Social Media brought to Saudi Arabia a vibe of change like nothing else in the past ten years. Many people experienced the freedom of saying what they really feel without a lot of concern. Many realized that the country is not what they personally believe in and that others might not share with them the same views. With the impact of the Arab Spring, individuals in Saudi Arabia know that they are part of the equation and ignoring them is not really an option. It is true that Riyadh streets did not experience any protests, but many use Social Media as Saudi Arabia’s Tahrir Square. Almost nothing could stop that. The question is how far and for how long such protests will remain a cyber-phenomenon.

From another angel, such challenges to the future of Saudi Arabia can be considered as strengths and catalysts for change and better future for the country. The financial wealth available is great, however the real assets of any nation is its own people. The country has no choice but to bring more inclusion of its citizens in running things. The Royals cannot run everything and might not have the right people in the near future who have the wisdom to keep things together. Going into the future without a vision will make the country very vulnerable to any internal or external risks. The stability Saudi Arabia experienced for many years might be at risk very soon.

 

Oil and money can be here today but they are not assured for the future. Educated and dedicated citizens will not ensure the sustainability of any country. Saudi Arabia today is facing the two sides of a sword. Either it will bring prospers future or it might mean the end of any hope in the future.

 

 

The Cost of Lifelong Royal Interventions

10/02/2010

The media and Saudi Internet websites have been very active over the past few years discussing almost everything and anything. However, I cannot forget a debate that was raged few years ago between a columnist and former Chief Editor of Al-Watan daily newspaper (Qenan Al-Ghamdi) and a religious clerk (Sheikh Saad Al-Buraik) around the type of state that should govern Saudi Arabia. Shaikh Saad called for a religious type of state while Qenan was calling for a civil state governing the country. The discussion really consumed so much time and energy, yet I strongly believe that such discussions are useless. Why?.  Because a simple reality check of life in Saudi Arabia proves that we have a special kind of state: the individual state, where the King rules without any real checks and balance mechanism by anyone. Such total control and excessive involvement in many dimensions of life in the country cannot be missed when you read about royal interventions in cases such as water shortages in Aseer area or the recent direction to three ministries to provide the required maps for Al-Harameen High Speed Rail project which is supposed to be commissioned in a year time!. Such high level involvement gives the impression that things are not running well and no less than the King himself need to be involved and still there is a chance that things might not materialize!.
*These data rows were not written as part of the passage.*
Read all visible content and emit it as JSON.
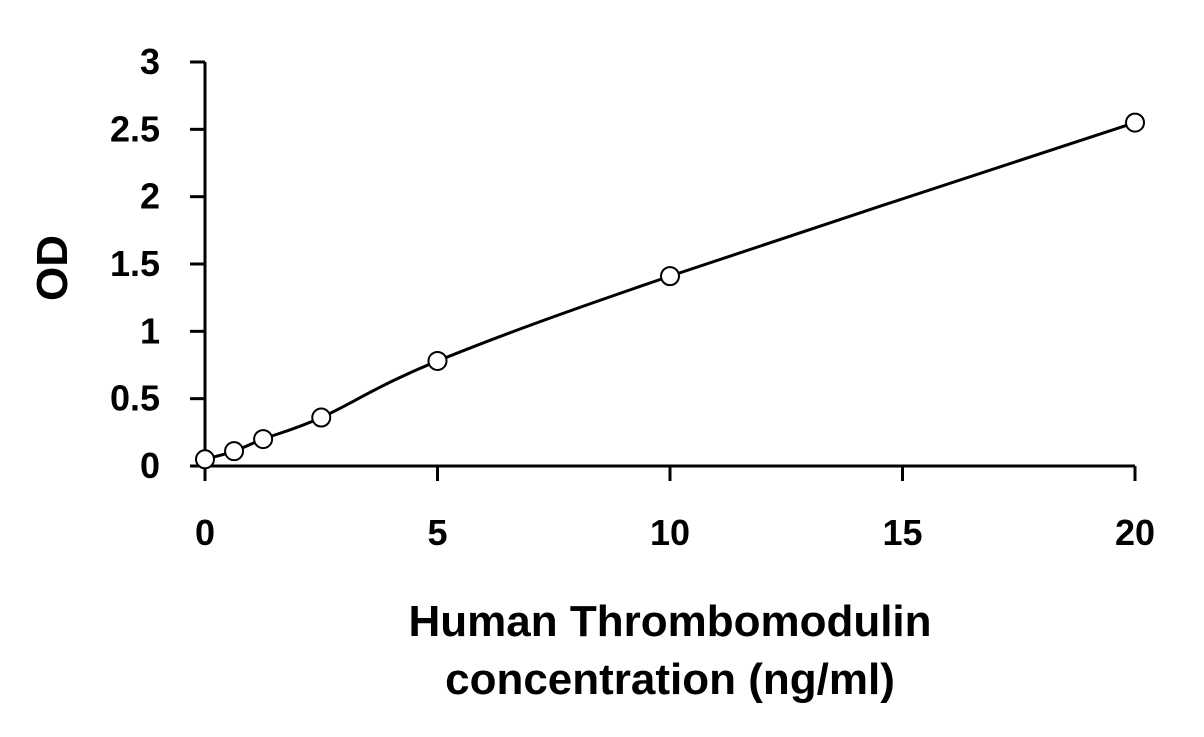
{
  "chart_data": {
    "type": "scatter",
    "title": "",
    "xlabel_lines": [
      "Human Thrombomodulin",
      "concentration (ng/ml)"
    ],
    "ylabel": "OD",
    "xlim": [
      0,
      20
    ],
    "ylim": [
      0,
      3
    ],
    "x_ticks": [
      0,
      5,
      10,
      15,
      20
    ],
    "y_ticks": [
      0,
      0.5,
      1,
      1.5,
      2,
      2.5,
      3
    ],
    "x_tick_labels": [
      "0",
      "5",
      "10",
      "15",
      "20"
    ],
    "y_tick_labels": [
      "0",
      "0.5",
      "1",
      "1.5",
      "2",
      "2.5",
      "3"
    ],
    "grid": false,
    "legend": "none",
    "series": [
      {
        "x": [
          0,
          0.625,
          1.25,
          2.5,
          5,
          10,
          20
        ],
        "y": [
          0.05,
          0.11,
          0.2,
          0.36,
          0.78,
          1.41,
          2.55
        ],
        "marker": "open-circle",
        "fit": "smooth curve"
      }
    ],
    "colors": {
      "line": "#000000",
      "marker_fill": "#ffffff"
    }
  }
}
Relating to business environment and when designing an organization structure, there should be a reasonable number of direct reporting subordinates to a supervisor to make sure that the supervisor has a meaningful job and in the same time is not overwhelmed by huge number of direct reporting employees. Sometimes it feels like the country is actually reporting to one supervisor.
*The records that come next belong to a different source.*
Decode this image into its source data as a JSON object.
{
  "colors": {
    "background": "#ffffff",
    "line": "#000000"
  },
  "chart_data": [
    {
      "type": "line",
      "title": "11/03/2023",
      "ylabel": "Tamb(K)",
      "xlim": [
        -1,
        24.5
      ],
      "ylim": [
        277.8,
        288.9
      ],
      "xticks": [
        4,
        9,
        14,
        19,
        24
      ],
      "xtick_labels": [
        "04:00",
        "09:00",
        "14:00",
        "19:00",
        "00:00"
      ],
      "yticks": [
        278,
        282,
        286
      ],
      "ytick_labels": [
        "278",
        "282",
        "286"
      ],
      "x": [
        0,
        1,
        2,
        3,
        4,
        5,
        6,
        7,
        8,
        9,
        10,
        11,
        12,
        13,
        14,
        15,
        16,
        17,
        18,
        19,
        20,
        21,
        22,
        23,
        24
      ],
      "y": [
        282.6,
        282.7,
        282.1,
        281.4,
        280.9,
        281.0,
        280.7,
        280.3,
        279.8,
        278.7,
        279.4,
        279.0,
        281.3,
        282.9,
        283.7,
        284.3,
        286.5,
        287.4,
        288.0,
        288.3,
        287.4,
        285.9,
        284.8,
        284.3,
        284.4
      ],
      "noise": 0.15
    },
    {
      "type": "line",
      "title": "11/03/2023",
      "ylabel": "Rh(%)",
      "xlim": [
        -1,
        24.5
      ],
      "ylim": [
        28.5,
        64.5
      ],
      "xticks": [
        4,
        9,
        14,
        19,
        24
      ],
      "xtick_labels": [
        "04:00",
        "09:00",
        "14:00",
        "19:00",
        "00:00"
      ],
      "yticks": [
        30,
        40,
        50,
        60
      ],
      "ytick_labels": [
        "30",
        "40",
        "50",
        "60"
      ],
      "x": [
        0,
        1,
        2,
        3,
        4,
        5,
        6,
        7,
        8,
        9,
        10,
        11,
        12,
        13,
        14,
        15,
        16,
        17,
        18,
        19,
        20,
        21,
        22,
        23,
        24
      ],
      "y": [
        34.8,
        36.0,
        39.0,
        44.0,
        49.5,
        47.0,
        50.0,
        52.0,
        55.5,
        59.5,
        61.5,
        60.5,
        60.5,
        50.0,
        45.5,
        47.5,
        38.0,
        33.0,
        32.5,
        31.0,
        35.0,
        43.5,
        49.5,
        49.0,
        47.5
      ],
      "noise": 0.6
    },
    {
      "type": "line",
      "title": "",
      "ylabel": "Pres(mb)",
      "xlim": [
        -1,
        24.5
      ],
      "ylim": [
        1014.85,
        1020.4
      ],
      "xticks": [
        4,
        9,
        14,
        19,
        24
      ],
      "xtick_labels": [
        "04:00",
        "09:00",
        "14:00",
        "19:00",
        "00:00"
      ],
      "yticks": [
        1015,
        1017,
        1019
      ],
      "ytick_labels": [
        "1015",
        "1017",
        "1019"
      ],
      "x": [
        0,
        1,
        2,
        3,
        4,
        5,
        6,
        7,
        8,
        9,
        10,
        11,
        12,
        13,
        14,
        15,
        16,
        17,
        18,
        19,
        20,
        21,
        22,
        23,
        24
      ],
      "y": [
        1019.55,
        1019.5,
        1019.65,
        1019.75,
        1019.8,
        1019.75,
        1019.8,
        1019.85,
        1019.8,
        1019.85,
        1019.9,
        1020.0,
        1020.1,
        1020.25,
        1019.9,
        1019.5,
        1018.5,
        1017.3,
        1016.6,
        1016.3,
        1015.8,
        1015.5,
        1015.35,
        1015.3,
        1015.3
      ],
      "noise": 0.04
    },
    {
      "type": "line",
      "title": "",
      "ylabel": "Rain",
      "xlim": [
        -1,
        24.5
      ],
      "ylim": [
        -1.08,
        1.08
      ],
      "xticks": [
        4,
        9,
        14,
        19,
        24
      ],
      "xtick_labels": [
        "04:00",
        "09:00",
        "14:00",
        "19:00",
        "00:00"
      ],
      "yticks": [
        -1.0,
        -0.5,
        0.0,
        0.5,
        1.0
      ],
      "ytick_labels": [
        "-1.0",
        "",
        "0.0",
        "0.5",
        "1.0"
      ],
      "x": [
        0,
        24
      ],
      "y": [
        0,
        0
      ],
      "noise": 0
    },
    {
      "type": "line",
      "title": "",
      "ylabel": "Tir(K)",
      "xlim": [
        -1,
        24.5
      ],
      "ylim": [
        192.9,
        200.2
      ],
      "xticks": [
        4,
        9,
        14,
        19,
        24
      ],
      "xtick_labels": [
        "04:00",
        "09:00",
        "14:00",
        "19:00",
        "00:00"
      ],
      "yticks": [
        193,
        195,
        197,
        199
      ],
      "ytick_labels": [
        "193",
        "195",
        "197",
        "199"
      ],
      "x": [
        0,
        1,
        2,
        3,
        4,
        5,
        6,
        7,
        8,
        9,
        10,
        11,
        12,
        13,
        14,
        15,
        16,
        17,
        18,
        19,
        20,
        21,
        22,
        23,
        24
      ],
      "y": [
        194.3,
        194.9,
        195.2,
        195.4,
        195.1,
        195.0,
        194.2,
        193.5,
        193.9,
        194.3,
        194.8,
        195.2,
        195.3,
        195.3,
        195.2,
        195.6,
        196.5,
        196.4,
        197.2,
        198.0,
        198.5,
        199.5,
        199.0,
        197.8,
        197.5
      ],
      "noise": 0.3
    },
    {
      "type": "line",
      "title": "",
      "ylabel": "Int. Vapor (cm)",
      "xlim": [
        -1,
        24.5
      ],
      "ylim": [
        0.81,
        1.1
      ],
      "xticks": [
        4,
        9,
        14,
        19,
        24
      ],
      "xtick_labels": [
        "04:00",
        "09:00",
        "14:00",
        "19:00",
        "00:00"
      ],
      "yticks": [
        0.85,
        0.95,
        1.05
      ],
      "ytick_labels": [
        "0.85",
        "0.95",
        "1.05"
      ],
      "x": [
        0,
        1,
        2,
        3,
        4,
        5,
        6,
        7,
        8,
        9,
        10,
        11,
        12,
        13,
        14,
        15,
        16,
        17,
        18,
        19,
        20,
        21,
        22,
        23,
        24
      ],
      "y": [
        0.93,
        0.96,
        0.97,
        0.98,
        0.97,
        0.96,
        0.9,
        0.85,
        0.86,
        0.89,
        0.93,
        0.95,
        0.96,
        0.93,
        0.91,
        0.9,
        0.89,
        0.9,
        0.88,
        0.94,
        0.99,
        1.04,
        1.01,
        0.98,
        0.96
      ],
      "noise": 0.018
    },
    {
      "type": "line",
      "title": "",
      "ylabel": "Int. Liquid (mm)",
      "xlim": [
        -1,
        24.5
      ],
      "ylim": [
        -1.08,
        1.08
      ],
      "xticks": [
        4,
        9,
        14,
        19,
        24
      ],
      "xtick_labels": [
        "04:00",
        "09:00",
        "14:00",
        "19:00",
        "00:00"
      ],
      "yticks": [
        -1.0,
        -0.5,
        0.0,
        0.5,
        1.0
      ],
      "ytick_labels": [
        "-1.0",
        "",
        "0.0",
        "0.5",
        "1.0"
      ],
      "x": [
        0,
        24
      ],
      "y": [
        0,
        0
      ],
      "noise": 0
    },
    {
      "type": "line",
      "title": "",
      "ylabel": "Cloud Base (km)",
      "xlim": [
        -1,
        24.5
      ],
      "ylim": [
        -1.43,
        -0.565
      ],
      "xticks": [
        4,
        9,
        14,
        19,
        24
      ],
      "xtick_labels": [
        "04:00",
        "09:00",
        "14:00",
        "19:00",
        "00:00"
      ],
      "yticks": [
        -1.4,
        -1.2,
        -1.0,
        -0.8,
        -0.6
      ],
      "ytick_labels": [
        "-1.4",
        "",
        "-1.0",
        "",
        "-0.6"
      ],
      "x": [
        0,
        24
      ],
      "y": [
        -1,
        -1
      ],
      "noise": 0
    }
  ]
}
For a country to be so dependent on an individual regardless of all the great intentions and power at hand, it means that many things will not be executed as they should and many other things will suffer noticeable oversight. In a complex world we live at, the permanent dependence on royal interventions means minimal positive change and missed important opportunities.

Maybe today Saudi Arabia and Saudis are not ready yet for direct citizens’ involvement in managing their life, but there should be a plan to institute such involvement within a reasonable time frame. Those who are not in favor of public participation must remember that a total of 70,000 Saudis are studying abroad and many more will be joining them soon. When these boys are girls are back, most probably that many of them will not be welling to live Saudi Arabia as I know it today.